I don’t belong to a “mechanical” world so to speak, but more to a philosophical one. Where others may think glass and steel, I think respect, honesty, vision, tenderness, humor, love, things of that nature. I do not have cultural baggage, and my work blends the needs and desires of the person who orders the project with my own ethics. There isn’t a style or styles; there is a different logic, a way of thinking, a different approach that makes for different products.
You have made design accessible to everyone through objects and furniture that are practical and beautiful. How did you decide to embark on the design of objects that are the desire of many but the property of very few?
Indeed it is a valid question to ask why someone who dedicated 25 years of his life to develop democratic design that consists of giving the most to a maximum of people, raise quality and bring down prices, would then design $200 million megayachts. The answer is simple: I do not have to choose. Someone who only has $2 to spend on a baby bottle is perfectly respectable; as is someone who has worked a lifetime honestly and who can afford to have a $200 million yacht. Each has its own logic and scale. I employ a Robin Hood strategy, which means I use the money that the rich give me to give to the poor…We have access to terrific people who have terrific ideas, and terrific means and that sometimes results in interesting things that we can apply and distribute. To use an example I don’t like it’s a bit like Formula One as compared to the mass market of the automobile, or haute couture versus prêt-a-porter. I make haute couture for people who can afford it, and I try to derive from it prêt-a-porter. It is completely complementary and not at all contradictory.
Is there someone is the area of yacht design whose work you find interesting and new?

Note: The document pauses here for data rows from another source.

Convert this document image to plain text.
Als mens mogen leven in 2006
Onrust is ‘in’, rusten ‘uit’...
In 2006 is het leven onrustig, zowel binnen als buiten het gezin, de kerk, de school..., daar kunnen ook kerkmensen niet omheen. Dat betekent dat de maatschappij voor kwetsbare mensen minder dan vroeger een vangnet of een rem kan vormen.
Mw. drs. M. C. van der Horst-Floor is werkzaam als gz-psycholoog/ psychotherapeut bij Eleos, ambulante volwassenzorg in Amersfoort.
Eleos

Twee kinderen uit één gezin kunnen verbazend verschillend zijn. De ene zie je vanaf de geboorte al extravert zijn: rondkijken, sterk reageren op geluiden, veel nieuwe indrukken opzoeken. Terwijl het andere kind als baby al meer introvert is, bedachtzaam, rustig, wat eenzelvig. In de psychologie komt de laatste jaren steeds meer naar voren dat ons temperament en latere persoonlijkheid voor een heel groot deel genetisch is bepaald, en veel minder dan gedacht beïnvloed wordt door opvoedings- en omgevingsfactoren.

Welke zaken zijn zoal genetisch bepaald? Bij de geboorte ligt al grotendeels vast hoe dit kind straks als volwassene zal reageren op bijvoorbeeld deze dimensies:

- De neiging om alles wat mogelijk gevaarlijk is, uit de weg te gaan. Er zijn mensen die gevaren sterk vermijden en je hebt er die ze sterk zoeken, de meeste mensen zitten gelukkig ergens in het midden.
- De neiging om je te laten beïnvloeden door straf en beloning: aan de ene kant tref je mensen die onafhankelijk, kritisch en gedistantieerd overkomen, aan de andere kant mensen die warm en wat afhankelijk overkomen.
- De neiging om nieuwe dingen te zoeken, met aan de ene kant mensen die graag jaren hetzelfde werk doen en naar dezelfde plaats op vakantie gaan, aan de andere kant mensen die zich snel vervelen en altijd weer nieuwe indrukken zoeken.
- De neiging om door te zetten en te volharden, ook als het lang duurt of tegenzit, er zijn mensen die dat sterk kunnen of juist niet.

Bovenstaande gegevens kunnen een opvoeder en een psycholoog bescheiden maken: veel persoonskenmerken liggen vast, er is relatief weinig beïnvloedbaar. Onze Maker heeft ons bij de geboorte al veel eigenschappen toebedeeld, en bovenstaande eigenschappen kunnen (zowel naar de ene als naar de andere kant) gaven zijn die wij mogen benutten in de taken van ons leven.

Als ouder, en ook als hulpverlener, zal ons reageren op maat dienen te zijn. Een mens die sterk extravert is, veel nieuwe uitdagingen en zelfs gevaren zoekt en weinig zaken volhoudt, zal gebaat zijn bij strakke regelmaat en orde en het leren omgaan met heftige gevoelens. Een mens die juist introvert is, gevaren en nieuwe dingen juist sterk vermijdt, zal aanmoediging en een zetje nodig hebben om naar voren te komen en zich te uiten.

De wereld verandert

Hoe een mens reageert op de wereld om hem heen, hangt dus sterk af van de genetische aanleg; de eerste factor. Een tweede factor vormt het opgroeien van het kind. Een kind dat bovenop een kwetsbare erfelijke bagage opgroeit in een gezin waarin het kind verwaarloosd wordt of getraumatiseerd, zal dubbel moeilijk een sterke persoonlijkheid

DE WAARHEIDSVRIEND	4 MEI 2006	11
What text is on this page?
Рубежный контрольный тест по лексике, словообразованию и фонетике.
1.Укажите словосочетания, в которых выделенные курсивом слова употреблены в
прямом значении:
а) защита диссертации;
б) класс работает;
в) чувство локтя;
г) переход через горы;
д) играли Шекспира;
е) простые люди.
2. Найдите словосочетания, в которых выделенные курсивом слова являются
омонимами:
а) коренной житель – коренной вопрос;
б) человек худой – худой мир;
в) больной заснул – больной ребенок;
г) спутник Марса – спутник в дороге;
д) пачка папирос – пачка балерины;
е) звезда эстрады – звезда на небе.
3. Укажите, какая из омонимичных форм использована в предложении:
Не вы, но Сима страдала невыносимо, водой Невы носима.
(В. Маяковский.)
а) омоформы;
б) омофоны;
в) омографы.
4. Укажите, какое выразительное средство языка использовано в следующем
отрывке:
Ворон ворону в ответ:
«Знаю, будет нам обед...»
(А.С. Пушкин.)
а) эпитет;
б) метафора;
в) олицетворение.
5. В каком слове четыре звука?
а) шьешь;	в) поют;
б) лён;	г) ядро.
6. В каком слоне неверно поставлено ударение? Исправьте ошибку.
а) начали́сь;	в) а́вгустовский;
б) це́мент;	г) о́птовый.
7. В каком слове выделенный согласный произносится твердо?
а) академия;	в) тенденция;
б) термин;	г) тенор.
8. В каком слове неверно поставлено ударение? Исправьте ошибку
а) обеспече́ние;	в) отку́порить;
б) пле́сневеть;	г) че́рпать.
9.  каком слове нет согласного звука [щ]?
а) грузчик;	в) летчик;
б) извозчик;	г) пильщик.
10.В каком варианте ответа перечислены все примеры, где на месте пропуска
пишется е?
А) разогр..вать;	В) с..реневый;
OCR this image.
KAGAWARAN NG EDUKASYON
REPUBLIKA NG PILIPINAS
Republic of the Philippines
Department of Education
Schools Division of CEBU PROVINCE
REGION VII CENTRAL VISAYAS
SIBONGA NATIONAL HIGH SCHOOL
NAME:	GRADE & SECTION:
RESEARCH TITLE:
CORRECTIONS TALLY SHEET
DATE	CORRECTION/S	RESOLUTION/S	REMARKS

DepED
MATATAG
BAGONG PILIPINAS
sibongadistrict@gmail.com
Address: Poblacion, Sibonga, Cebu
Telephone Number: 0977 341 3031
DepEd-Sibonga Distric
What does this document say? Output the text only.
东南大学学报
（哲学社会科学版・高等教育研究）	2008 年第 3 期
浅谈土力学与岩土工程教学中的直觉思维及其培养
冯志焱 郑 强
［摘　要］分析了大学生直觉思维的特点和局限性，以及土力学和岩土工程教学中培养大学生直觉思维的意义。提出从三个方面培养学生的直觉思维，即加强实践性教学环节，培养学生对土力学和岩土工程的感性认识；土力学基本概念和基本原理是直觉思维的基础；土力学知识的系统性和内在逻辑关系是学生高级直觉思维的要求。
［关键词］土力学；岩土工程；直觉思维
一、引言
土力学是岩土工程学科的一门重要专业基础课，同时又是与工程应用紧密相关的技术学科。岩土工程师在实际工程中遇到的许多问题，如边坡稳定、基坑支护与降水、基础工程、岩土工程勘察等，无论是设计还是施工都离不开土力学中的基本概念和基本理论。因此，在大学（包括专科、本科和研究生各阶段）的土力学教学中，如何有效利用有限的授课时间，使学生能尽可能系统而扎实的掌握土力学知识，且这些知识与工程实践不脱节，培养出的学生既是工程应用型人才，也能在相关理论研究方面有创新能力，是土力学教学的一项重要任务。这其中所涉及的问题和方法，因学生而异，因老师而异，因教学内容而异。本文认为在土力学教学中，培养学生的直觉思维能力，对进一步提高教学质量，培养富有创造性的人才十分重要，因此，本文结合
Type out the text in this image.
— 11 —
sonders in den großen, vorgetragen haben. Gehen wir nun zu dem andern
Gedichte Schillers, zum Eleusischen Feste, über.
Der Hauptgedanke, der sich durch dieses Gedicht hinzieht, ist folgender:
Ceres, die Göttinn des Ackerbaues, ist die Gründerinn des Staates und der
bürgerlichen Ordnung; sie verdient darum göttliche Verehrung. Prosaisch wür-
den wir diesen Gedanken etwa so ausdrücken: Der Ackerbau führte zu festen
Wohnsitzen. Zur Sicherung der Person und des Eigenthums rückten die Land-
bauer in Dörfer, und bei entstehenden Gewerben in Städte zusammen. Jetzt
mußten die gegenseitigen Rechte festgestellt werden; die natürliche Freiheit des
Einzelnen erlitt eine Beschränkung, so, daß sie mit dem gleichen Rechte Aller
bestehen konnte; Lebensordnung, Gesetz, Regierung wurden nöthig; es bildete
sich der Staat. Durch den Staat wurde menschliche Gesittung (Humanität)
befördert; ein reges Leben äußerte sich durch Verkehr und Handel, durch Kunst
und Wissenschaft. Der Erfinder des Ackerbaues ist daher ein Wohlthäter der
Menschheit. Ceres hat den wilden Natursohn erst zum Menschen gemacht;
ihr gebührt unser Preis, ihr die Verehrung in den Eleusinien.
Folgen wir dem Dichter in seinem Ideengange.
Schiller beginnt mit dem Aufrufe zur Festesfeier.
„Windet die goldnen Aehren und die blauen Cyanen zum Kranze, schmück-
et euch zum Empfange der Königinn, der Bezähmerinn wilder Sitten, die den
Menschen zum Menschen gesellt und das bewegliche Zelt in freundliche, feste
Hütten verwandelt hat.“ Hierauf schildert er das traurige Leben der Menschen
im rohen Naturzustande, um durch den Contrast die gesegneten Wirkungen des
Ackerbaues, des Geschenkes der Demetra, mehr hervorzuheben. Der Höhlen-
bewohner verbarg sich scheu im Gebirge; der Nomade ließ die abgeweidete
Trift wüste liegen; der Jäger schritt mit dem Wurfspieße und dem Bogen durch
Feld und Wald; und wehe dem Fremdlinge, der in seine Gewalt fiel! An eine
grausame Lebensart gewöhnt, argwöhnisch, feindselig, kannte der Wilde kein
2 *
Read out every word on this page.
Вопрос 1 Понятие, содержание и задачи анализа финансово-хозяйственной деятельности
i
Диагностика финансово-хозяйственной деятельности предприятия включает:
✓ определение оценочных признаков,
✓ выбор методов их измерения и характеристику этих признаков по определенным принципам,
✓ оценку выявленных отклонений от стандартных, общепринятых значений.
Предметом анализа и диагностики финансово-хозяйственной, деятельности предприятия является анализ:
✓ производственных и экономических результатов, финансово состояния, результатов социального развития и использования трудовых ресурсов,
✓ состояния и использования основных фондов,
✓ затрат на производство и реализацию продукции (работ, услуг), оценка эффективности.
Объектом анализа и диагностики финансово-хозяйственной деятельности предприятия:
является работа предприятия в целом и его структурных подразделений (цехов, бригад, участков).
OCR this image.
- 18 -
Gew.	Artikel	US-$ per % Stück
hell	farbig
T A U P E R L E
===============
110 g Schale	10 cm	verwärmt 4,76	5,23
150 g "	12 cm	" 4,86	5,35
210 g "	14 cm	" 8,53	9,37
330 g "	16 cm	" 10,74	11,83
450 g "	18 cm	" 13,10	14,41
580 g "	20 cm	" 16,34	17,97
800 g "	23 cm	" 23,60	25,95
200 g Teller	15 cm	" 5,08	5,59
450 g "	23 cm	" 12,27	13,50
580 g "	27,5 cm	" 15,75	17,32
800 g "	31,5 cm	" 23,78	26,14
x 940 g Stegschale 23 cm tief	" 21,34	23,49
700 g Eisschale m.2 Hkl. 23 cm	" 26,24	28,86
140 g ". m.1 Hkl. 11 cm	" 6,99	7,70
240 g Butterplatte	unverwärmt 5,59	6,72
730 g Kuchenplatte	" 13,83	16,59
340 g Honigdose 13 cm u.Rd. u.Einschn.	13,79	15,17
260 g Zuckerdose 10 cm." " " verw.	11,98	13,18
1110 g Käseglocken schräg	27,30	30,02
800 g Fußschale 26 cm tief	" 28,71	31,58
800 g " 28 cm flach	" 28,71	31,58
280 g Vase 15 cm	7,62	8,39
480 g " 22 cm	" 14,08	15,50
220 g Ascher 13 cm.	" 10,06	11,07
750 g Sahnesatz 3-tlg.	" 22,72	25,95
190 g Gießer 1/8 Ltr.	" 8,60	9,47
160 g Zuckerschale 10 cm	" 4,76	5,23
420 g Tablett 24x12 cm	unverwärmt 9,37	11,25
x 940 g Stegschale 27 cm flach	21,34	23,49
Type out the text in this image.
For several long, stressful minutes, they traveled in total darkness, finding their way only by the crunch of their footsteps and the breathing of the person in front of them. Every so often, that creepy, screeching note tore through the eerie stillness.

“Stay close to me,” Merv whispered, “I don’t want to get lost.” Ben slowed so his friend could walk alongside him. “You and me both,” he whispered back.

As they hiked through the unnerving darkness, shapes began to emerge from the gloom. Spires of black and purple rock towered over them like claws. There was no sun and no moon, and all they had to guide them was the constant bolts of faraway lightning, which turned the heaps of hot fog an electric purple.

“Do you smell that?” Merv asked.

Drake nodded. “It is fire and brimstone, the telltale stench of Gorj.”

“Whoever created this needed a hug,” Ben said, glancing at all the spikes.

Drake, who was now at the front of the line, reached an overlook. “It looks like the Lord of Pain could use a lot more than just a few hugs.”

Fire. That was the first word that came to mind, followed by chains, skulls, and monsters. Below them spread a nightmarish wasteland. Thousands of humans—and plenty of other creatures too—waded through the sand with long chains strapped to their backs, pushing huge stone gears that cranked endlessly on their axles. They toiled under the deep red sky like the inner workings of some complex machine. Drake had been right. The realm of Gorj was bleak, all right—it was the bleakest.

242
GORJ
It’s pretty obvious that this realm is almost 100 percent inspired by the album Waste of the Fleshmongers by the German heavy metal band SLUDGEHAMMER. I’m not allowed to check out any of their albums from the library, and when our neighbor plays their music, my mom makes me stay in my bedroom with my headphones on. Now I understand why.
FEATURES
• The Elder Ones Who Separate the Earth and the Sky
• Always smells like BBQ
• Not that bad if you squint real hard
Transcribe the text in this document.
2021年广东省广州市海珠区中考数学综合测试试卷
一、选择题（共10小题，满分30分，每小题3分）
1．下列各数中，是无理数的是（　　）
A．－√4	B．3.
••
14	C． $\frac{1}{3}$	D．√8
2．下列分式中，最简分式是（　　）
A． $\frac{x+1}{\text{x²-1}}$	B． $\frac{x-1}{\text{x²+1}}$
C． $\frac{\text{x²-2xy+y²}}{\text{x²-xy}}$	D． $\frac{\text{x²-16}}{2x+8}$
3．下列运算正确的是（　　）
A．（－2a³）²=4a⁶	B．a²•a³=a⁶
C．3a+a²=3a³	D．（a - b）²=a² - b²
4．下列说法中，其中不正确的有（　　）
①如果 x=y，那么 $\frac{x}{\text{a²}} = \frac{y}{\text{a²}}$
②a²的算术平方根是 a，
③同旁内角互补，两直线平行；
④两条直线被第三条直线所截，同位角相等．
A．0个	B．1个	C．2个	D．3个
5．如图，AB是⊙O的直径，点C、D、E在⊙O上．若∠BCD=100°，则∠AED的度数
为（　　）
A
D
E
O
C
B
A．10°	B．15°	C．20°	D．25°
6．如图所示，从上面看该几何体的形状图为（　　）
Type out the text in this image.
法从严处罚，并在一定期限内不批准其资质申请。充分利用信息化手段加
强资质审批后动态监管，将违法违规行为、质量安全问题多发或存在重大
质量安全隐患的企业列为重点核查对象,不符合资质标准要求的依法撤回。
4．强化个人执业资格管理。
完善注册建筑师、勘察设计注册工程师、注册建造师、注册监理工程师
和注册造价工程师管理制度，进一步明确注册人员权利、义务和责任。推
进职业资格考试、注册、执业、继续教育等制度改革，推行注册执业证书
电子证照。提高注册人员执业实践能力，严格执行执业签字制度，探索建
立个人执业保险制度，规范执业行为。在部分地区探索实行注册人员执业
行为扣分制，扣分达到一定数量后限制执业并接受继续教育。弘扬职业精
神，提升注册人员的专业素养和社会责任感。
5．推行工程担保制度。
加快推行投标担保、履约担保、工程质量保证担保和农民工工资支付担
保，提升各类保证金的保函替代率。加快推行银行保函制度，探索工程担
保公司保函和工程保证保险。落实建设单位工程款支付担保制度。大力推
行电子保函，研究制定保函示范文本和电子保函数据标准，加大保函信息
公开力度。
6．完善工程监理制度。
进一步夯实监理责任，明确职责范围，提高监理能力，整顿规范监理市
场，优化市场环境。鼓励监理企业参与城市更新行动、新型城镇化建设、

I am not interested in design and designers in general, but there is someone that I respect in the industry and that is Martin Francis, who is the person with whom I have developed the 394’ yacht. He is someone with purity, honesty, rigor, talent and technique—which are rare qualities in our line of work—whom I really respect. I enjoyed working with him.
Are you involved in other yacht projects?
We are preparing now a 246’ yacht that will be even more revolutionary than the first one, but unfortunately I can’t talk about it. I will reach complete maturity of my know-how with this project, and
between it and the 394’, I think we will have solved a lot of questions. As people from the industry who have seen the plans have told me, there will be the time before and the time after these two boats.
What can you tell us about these two projects?
The 394’ has many parameters, but the guiding principle is complete harmony with the elements. Physically it is more a fish than a building, which deviates quite a bit from what is being done today. You can see a harmony, a different way of capturing light; it is sort of a stealth yacht, less visible in any case. It is very smooth, almost dematerialized. Beyond that inside are extraordinary technical innovations that yield extraordinary comfort, which are very large spaces. In many yachts you have small corridors, small rooms and complicated things. This project nearly has no corridors but rather large lofts, very pleasant gigantic rooms with many windows. One of the most innovative aspects of the yacht is the hull that I developed in conjunction with Martin Francis; it produces nearly zero wake at 25 knots and that indeed confirms the concept of harmony with nature. But other interesting components of this project are the tenders, which I designed, that are innovative philosophically and technically. It will be finished in six to eight months. I don’t know who will carry out the 246’ project yet, which is for an illustrious client, one of the most gifted brains in the world today.
And in conclusion?
The underlying idea is that you do good projects with good partners. Wedge Too was done for an intelligent, charming and human woman, and the boat is intelligent, charming and human. The 394’ is done with a young and brilliant mathematician, so the yacht is as he is, pure; and the third one is for one of the most intelligent people in the world, one of the most innovative and so, in this project, intelligence, vision and humanity reign. Projects are reflections of their masters.